Si este país se preocupara además de las pruebas saber por construir una ruta para el logro de una calificación en las pruebas ser, si además de preocuparse por la cobertura de la educación lo hiciera por los contenidos de la educación, si tuviera el coraje de convocar a los medios a hacer parte de un proyecto cultural que dignifique la vida de todos y a las empresas para que eviten la apología del sexo y lo banal en su publicidad, si hubiera un ministerio o programa que ayudara a los hombres y mujeres a liberarse de esas cadenas del proyecto histórico que incluso destituyó las diosas mujeres, tendríamos hombres más humanos y felices, así como mujeres y niños más respetados.

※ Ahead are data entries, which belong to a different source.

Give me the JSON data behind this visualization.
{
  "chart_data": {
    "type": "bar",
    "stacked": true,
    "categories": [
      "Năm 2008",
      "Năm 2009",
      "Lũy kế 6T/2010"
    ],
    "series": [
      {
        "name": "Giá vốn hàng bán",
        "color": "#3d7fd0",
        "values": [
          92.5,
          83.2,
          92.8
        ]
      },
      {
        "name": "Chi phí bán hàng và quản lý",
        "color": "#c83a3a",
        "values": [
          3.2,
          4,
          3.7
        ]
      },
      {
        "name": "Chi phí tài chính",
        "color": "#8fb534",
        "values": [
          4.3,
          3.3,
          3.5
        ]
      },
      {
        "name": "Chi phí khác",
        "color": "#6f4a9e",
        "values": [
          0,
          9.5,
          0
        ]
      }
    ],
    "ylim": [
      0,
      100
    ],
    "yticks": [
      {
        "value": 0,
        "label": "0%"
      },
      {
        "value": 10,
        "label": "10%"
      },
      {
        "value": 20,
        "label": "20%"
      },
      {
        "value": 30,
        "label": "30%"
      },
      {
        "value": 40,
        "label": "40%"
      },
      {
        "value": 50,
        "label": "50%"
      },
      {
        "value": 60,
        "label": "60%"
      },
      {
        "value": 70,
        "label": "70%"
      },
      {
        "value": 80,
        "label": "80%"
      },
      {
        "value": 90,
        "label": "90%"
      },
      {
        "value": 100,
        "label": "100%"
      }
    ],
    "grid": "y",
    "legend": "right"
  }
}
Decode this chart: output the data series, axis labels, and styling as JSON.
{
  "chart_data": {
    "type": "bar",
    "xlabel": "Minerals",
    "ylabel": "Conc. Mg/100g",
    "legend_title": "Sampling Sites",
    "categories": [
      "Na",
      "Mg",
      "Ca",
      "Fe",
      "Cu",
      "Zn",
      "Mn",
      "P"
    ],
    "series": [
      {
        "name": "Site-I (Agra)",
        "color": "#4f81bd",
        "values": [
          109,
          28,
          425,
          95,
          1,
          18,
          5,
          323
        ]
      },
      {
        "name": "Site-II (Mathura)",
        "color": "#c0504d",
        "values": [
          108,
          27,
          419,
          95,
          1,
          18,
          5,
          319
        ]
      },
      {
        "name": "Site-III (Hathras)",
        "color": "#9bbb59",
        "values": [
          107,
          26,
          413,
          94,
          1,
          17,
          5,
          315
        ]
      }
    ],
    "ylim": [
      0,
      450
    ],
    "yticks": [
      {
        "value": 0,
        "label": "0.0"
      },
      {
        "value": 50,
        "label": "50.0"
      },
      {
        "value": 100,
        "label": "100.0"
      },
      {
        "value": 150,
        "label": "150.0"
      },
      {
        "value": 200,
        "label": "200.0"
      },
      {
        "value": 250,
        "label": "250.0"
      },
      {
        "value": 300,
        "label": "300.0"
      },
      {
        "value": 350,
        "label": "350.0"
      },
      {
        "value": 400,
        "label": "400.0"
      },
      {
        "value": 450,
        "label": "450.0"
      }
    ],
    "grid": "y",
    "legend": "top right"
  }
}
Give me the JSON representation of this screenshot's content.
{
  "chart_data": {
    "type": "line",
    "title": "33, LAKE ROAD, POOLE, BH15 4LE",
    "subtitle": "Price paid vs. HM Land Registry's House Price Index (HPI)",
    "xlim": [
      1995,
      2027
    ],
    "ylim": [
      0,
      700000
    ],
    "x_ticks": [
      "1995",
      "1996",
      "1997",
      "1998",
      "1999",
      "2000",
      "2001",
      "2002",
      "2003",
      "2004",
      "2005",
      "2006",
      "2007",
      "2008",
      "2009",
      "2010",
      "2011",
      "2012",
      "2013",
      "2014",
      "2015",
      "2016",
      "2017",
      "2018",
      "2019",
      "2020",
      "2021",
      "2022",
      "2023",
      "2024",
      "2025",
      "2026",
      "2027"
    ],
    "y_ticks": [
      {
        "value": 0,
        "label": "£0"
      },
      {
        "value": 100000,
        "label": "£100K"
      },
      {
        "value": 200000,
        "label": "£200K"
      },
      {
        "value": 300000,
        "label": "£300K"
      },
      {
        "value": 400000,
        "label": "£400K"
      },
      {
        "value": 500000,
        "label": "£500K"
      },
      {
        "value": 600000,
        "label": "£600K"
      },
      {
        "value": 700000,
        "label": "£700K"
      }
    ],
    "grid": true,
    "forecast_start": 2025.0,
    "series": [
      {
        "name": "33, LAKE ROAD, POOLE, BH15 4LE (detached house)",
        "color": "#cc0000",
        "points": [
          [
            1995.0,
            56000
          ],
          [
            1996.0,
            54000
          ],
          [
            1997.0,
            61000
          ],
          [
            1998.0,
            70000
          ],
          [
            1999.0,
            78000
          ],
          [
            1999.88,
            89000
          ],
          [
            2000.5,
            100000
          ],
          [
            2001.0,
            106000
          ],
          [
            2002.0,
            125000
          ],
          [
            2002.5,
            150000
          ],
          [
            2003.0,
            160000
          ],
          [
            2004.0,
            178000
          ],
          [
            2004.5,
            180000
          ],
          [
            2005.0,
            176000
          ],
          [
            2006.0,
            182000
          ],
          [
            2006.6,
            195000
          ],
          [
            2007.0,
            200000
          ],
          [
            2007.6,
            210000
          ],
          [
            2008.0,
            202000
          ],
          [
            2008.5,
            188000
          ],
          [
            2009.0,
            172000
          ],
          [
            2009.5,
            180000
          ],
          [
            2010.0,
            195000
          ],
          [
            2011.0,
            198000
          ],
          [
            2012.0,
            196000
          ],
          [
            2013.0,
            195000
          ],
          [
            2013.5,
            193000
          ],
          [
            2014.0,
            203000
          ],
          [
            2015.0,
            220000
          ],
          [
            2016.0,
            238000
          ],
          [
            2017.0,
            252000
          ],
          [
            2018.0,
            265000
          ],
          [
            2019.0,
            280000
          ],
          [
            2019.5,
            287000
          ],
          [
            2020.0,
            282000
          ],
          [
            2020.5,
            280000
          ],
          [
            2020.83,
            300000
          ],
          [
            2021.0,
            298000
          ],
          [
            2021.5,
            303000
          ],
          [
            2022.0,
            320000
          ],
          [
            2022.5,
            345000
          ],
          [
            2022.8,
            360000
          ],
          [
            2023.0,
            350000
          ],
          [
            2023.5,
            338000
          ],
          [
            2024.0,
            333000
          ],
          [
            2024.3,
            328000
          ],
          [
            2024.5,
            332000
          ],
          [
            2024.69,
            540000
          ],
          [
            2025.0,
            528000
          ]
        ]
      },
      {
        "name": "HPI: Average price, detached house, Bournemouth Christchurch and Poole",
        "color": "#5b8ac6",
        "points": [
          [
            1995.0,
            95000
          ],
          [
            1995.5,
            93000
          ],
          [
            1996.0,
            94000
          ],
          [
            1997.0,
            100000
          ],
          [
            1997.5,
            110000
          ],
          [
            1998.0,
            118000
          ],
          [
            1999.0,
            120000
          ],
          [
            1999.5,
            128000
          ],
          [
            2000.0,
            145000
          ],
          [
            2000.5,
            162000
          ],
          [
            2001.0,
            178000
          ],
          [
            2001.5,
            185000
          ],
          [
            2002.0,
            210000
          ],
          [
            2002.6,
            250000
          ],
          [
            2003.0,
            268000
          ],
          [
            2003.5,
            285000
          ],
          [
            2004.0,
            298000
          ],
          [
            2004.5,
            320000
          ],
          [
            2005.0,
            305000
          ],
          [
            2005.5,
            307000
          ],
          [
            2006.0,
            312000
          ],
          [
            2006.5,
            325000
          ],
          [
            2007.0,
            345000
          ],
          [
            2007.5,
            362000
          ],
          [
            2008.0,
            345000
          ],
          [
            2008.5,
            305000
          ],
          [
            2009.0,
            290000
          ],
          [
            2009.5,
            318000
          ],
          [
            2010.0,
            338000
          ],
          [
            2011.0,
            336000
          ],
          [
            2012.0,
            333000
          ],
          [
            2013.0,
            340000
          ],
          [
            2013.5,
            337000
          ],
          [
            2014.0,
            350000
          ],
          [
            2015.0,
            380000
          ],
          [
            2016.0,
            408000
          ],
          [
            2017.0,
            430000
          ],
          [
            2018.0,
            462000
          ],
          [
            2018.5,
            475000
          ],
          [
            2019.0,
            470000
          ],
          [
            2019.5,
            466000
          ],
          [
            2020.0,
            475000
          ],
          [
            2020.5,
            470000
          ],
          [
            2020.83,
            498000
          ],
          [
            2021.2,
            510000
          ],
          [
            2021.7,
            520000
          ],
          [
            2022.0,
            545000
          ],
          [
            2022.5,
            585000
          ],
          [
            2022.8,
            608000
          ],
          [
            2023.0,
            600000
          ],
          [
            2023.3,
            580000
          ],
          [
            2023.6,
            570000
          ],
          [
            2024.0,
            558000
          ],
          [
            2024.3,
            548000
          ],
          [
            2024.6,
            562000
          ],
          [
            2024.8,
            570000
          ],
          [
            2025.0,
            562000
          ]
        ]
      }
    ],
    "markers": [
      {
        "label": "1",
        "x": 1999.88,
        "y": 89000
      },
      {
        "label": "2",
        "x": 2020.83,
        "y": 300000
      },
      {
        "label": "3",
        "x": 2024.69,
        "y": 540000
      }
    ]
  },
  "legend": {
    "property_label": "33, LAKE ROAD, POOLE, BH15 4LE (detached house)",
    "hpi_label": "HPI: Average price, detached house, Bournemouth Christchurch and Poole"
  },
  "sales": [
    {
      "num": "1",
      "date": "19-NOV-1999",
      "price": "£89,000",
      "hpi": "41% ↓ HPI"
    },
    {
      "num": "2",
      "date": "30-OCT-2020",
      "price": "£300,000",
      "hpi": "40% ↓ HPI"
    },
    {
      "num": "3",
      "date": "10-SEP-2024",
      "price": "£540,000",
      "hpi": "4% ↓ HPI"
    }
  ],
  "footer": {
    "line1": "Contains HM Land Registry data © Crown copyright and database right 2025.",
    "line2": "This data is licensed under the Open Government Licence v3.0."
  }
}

Pero esta es una tarea de todos.
Es importante entender que la complicidad de la sociedad que ha permitido la eliminación del otro de muchas maneras, desde su desprecio hasta su muerte, y ha sido incapaz de ver cómo en esos síntomas se reflejan los males de una sociedad, tiene también un papel muy importante, que por supuesto no excusa la actuación del individuo que tiene que construir un criterio y un comportamiento moral propio, aún a pesar del contexto; pero si está claro en este y en mucho casos que personas cercanas pudieron haber jugado un papel de control o sanción social previo a la actuación final. No basta la ley. Es necesario actuar sobre la cultura y formar sujetos morales.
Por ello, gracias a las voces que han empezado a poner este asunto en la dimensión que corresponde, por hacer la pregunta de ¿qué hay de Rafael Uribe en cada uno de nosotros, hombres y mujeres, que provoca el irrespeto de la vida una y otra vez?
Por último, hago un reclamo al comportamiento de los periodistas y presentadores: no más morbo ni amarillismo sobre este asunto. Propongo que antes de cada pregunta piensen en qué contribuye a la verdad que requiere la ciudadanía y si quisieran que la vida de sus hijos fuera expuesta de esa manera.